18 ARALIK, CUMA, 2015

Kedileriyle Güzel Bir Alışkanlıktır Kaktüs

Âşıklar İçin Buluşma Yerleri 3…

Kediler için küçük bir cennet. Kuşkusuz kediciler için de iyi bir tercih nedeni! Duvarlardaki çok sayıdaki kedi deseni, mekânın dekorunda öne çıkanlardan. Cihangir Kaktüs, açıldığından beri kedilere konukseverliğini gösteriyor. Kediler özgürce girip çıkabilir, müşterilerden daha ayrıcalıklıdır, eh bu da güzel ve anlamlıdır doğrusu!

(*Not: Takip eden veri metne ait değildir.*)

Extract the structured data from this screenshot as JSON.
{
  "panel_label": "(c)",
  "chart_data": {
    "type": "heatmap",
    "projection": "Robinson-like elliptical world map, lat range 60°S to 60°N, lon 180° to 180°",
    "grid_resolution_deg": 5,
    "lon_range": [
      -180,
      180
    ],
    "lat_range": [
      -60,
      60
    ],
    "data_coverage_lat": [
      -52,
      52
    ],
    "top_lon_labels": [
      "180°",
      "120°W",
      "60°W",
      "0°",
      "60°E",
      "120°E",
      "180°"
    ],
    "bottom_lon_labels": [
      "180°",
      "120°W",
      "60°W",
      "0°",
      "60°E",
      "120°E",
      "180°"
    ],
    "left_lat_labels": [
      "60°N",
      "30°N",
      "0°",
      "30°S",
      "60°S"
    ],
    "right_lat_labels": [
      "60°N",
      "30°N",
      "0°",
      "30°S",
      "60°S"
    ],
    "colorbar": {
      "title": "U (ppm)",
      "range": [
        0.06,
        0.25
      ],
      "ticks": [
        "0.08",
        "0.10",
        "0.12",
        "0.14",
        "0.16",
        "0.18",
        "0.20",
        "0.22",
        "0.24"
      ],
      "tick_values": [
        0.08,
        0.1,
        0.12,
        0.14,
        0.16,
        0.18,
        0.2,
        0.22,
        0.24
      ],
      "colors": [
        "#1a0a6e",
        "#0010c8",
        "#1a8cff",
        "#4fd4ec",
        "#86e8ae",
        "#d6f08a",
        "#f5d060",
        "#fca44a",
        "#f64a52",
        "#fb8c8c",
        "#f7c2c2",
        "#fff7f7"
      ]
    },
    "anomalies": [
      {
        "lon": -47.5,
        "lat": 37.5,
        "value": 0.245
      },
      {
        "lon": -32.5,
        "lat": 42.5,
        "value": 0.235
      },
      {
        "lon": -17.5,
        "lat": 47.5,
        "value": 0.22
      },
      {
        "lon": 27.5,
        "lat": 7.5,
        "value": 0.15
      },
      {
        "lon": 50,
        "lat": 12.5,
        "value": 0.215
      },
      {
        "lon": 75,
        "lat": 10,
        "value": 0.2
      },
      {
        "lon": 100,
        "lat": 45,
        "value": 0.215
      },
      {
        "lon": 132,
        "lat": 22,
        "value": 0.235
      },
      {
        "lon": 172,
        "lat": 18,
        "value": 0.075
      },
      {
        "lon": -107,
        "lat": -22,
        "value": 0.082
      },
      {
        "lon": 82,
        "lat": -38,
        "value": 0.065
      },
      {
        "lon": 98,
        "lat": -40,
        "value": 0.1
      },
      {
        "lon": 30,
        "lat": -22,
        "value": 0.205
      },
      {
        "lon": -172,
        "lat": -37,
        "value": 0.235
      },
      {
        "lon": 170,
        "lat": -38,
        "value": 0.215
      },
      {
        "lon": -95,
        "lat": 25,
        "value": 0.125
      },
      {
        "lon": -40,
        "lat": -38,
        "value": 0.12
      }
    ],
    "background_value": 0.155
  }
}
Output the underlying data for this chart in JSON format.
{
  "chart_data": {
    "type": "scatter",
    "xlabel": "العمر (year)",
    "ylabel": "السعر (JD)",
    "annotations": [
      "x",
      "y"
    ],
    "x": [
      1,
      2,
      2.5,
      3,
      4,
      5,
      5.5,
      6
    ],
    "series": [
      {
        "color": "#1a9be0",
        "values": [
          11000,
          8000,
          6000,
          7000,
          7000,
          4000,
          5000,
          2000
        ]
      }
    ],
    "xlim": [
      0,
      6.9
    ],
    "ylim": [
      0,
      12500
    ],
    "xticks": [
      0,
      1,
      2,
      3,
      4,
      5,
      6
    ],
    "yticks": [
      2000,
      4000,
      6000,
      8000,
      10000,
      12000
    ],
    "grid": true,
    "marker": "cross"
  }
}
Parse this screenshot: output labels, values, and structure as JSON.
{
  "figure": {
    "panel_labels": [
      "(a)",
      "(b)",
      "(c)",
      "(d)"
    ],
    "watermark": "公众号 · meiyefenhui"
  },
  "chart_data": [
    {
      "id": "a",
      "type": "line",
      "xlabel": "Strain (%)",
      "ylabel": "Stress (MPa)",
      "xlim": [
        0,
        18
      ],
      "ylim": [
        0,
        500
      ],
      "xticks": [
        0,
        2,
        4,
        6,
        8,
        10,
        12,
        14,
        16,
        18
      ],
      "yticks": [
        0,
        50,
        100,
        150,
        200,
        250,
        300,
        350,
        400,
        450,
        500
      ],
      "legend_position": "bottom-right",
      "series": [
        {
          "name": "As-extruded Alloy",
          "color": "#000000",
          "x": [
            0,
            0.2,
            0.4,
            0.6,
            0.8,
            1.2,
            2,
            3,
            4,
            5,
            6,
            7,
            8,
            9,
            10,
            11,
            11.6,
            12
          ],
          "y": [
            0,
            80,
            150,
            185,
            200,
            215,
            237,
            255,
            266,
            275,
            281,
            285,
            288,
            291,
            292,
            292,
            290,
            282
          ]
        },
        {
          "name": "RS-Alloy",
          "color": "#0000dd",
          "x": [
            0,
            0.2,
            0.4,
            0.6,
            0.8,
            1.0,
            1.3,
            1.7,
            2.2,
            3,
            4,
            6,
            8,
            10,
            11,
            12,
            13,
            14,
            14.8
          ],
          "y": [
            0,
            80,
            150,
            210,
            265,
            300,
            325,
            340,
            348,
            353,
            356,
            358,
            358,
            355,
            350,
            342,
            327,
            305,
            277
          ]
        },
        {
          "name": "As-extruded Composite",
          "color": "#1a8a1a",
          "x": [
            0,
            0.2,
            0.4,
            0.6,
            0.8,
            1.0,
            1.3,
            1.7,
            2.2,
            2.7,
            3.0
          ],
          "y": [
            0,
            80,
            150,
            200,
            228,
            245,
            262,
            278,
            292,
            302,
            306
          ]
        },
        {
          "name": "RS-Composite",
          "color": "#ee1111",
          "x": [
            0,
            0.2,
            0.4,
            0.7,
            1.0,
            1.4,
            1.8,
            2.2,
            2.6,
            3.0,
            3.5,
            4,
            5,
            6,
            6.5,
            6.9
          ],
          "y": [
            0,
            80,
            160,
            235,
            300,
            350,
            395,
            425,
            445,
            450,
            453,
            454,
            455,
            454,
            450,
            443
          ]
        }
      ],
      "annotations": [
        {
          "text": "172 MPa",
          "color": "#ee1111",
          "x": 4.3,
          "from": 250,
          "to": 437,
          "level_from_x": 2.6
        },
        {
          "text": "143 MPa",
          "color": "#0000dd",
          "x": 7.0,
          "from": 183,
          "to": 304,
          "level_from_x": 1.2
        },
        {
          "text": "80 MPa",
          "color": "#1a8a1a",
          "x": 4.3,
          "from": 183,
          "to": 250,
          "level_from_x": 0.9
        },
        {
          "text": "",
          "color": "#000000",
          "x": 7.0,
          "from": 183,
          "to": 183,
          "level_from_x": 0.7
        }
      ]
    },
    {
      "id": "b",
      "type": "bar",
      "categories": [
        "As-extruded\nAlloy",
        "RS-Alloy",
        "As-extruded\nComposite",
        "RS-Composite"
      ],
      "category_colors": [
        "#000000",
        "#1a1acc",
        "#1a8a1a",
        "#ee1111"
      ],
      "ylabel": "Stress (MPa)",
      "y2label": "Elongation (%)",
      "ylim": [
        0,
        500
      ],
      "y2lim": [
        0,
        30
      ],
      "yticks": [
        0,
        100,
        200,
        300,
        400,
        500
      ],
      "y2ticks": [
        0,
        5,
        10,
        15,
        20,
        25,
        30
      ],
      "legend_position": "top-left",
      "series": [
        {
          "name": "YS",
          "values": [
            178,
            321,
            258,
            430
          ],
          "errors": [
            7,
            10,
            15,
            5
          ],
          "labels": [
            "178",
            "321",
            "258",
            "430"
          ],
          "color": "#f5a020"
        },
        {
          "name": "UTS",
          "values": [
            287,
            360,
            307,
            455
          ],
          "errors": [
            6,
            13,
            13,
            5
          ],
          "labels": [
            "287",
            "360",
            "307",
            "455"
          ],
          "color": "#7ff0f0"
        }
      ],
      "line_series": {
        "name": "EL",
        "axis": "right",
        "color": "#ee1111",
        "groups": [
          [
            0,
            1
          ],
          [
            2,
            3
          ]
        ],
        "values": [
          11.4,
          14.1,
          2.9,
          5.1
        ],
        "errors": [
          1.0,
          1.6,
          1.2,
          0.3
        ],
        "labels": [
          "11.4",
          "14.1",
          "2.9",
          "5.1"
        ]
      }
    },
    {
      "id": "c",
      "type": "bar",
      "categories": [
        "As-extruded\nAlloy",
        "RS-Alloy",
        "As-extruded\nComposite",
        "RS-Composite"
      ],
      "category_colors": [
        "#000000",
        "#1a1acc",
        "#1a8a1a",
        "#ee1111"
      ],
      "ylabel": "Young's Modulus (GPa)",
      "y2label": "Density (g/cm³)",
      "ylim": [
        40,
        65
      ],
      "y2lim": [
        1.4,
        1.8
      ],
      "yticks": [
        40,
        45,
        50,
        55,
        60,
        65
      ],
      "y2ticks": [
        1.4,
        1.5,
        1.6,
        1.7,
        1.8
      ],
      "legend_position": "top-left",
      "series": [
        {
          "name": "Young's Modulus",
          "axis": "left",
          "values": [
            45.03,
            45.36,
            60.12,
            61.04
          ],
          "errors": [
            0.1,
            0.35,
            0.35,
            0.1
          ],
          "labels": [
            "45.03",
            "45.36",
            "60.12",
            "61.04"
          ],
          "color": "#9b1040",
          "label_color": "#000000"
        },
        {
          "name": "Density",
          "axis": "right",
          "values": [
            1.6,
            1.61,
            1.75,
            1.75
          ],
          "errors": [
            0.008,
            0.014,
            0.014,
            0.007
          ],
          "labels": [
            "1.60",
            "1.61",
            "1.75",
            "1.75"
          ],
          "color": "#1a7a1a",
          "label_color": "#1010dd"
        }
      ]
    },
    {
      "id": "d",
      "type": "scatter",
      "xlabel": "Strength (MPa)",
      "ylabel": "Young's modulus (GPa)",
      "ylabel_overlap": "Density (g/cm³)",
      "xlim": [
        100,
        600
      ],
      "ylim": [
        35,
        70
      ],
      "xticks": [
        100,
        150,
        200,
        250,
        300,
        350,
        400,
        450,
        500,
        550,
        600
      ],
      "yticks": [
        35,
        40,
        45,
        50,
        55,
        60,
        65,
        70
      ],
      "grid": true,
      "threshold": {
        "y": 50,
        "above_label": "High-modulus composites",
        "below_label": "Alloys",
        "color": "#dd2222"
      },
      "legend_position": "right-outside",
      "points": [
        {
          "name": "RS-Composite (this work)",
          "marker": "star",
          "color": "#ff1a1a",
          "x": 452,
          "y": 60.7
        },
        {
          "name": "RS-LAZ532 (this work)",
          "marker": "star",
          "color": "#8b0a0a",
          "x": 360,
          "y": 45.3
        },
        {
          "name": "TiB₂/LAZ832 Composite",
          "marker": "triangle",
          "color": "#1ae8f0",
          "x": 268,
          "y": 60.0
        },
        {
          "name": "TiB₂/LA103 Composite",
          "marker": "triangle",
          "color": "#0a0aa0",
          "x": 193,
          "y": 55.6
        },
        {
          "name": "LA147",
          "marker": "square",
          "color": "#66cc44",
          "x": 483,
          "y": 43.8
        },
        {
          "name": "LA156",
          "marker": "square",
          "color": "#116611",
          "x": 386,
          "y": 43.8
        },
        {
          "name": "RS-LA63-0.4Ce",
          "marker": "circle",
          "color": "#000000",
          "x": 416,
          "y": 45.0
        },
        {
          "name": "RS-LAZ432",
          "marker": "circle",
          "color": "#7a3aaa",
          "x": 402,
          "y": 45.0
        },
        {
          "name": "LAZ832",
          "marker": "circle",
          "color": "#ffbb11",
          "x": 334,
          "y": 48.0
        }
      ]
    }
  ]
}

Kedileriyle Güzel Bir Alışkanlıktır Kaktüs

Levent Öztürk’ün anısına sevgiyle...

İstiklâl Caddesi’ndeki ve çevresindeki mekânlar çok sık el değiştirir; bir kısmı da kapanır, yenisi açılır. İşletmecisi kararlı da olsa, birden o binanın yıkılması, yenilenmesi ve satılması gerekmiştir! Ya da kiralar inanılmaz yükselmiştir. Birkaç yıl önce sigara ve masa yasağı peş peşe geldi. Sigarayı anladık da dışarıdaki masa yasağını anlayamadık! Kuşkusuz her yere masa konmaz; konacak yer var, konmayacak yer var. Örneğin kaldırımı pek olmayan İstanbul’un birçok kaldırımına masa konuyor! O kaldırıma da kaldırım denir mi? Hani on-on beş metre olur da anlarım. Biz zavallı yayalar nereden geçeceğiz! Masa yoksa araba var zaten!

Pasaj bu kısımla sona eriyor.